Un nouveau cycle de marché en Ile-de-france en 2009

Point marché 2/2008
La conjoncture économique se traduit maintenant dans le marché de l’immobilier de bureaux en Ile de France. Le marché locatif devrait faire face à un retournement en 2009.
Plus de 2 350 000 m2 de bureaux ont été commercialisés au cours de l’année 2008.
Ce chiffre est à comparer à celui record de 2 750 000 m2 réalisé en 2007. Il représente une baisse de 14 % d’une année à l’autre. La demande placée en 2008 reste à un niveau élevé comparable à 2006. Huit premiers mois constants et cinq « méga transactions » supérieures à 40 000 m2 ont atténué la très forte baisse du dernier trimestre (-33 %) préfigurant la tendance de 2009.
A ce rythme, en corrélation avec les perspectives de croissance économique et de destruction d’emplois, la demande placée pourrait retrouver en 2009 des niveaux comparables à ceux de 2002 (1 800 000 m2) ou 1996 (1 500 000 m2).

La cartographie générale du marché a évolué en 2008. La 1ère couronne Est et Ouest, grâce à ces «méga» transactions et à de nombreuses transactions supérieures à 5000 m2, a mieux résisté que les quartiers d’affaires parisiens.
«Economie, regroupement et fonctionnalité» sont les maitres mots des grands utilisateurs franciliens et cette tendance lourde va s’accentuer avec la crise économique. Ces dernières semaines un nombre croissant d’entreprises, quelque soient leurs tailles, différer leurs décisions de transfert ou même de regroupement.
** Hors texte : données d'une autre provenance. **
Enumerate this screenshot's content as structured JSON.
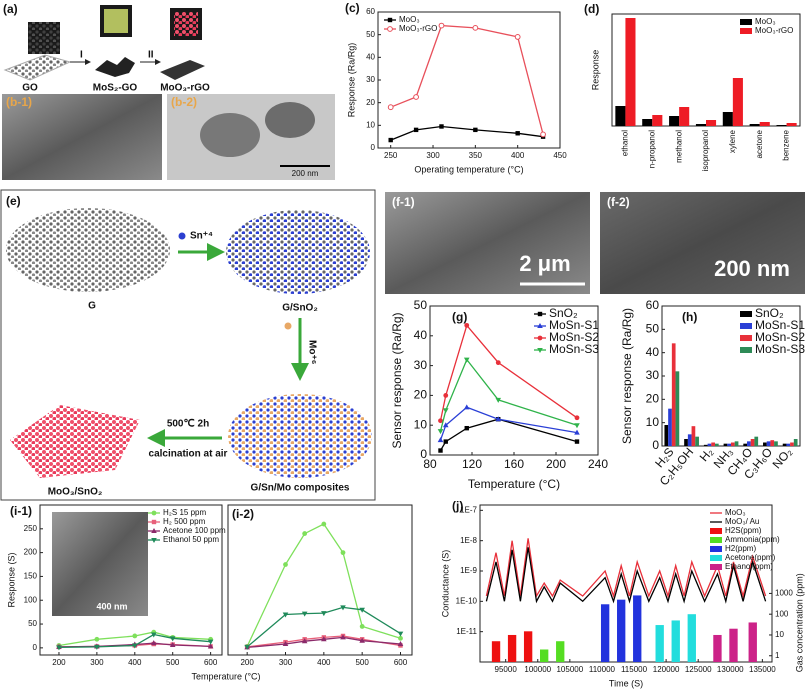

Le taux de vacance en Ile de France a augmenté de 10 % environ en 2008 et a connu au 4ème trimestre une nette augmentation. C’est en 2ème couronne que l’augmentation de l’offre immédiate est la plus forte.

On assiste en 2008 après quatre années de hausse ininterrompue des loyers, un maintien des valeurs moyennes (310 €) et «prime». Toutefois, les bailleurs ont accordé davantage de mesures d’accompagnement en 2008 qu’en 2007.
Il ne faut pas oublier que les loyers « prime » ne reflètent qu’une très faible partie du marché dans une période de ralentissement, ils ne préfigurent pas les loyers courants et réels. C’est pourquoi, il est plus intéressant d’examiner l’évolution des loyers moyens et les mesures d’accompagnement accordées. L’augmentation de ces dernières préfigurent, si la crise est profonde, une diminution des valeurs nominales.